What might that “something else” have been?
It’s hard to say, exactly. Perhaps a TED Style speech by a visionary at the company, or a Steve Jobs style product launch, or even a well positioned documentary-style expose on Youtube could be the perfect way for Google to showcase their vision for the Chrome constellation of products.
But whatever alternative strategy they might have taken, one thing is clear: to make it work, they’d need to tell! In other words, they’d need to explain WHY the strategy they had in mind, was worth the significant change in user habits it demanded. For Ogilvy, this would mean a few things:
1. Doing the research. One of Ogilvy’s boldest claims in his groundbreaking work, Ogilvy On Advertising, was that an advertising campaign can almost NEVER work, if not preceded by a lot of tedious, in-depth research. According to Ogilvy, research isn’t just “important,” it’s indispensable; advertising done without it is nearly worthless.

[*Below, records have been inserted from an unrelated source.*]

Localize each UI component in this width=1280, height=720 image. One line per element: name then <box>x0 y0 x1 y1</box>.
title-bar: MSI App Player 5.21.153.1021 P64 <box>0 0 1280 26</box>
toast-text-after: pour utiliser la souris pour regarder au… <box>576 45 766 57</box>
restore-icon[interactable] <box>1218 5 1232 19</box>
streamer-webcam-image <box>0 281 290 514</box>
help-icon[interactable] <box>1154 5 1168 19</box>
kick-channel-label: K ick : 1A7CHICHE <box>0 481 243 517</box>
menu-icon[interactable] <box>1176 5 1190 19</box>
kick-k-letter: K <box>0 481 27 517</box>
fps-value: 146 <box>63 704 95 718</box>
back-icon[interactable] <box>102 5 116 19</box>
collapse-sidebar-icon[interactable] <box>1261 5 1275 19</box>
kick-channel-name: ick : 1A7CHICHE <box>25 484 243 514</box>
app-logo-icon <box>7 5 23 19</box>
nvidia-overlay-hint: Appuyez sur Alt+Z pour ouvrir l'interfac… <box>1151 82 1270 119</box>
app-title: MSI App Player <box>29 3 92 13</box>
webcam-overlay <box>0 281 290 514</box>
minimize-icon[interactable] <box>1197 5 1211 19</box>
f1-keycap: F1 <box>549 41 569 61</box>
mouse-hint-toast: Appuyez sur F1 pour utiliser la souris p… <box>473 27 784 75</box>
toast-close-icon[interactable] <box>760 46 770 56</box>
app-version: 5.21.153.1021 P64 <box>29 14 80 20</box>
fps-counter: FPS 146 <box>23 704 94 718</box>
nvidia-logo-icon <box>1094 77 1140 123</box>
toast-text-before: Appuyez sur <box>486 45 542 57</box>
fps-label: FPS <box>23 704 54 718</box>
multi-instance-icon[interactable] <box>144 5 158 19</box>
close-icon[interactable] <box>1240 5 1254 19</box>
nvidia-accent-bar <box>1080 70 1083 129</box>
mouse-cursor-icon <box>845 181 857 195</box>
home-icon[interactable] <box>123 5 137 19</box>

2. Making it interesting. For Ogilvy, advertising wasn’t about being “creative” (in a breadfish-song kind of way), it was about making something so interesting that people want to buy it. In Google’s case, that would mean building a large amount of interest in the “online OS’ concept.
3. Promising value in the form of benefits. Ogilvy believed that the best way to convey value was in the form of a demonstration; this is why so many of his ads featured comparison tests with competing products.
Even though I made the Google Chrome case study a prominent part of this post, my real point ultimately relates to you and your business.
If you aren’t generating as many leads as you’d like, if you aren’t closing as many sales as you’d like, if you aren’t enjoying the market share you wish you had, ask yourself one question:
“Am I TELLING Anybody Anything Here, Or Am I Just Doing A Song And Dance In Hopes Of Getting Attention?”
It may take some soul-searching to answer this question honestly, but once you do, you’ll have taken the first step on an inevitable path toward more effective and more profitable advertising.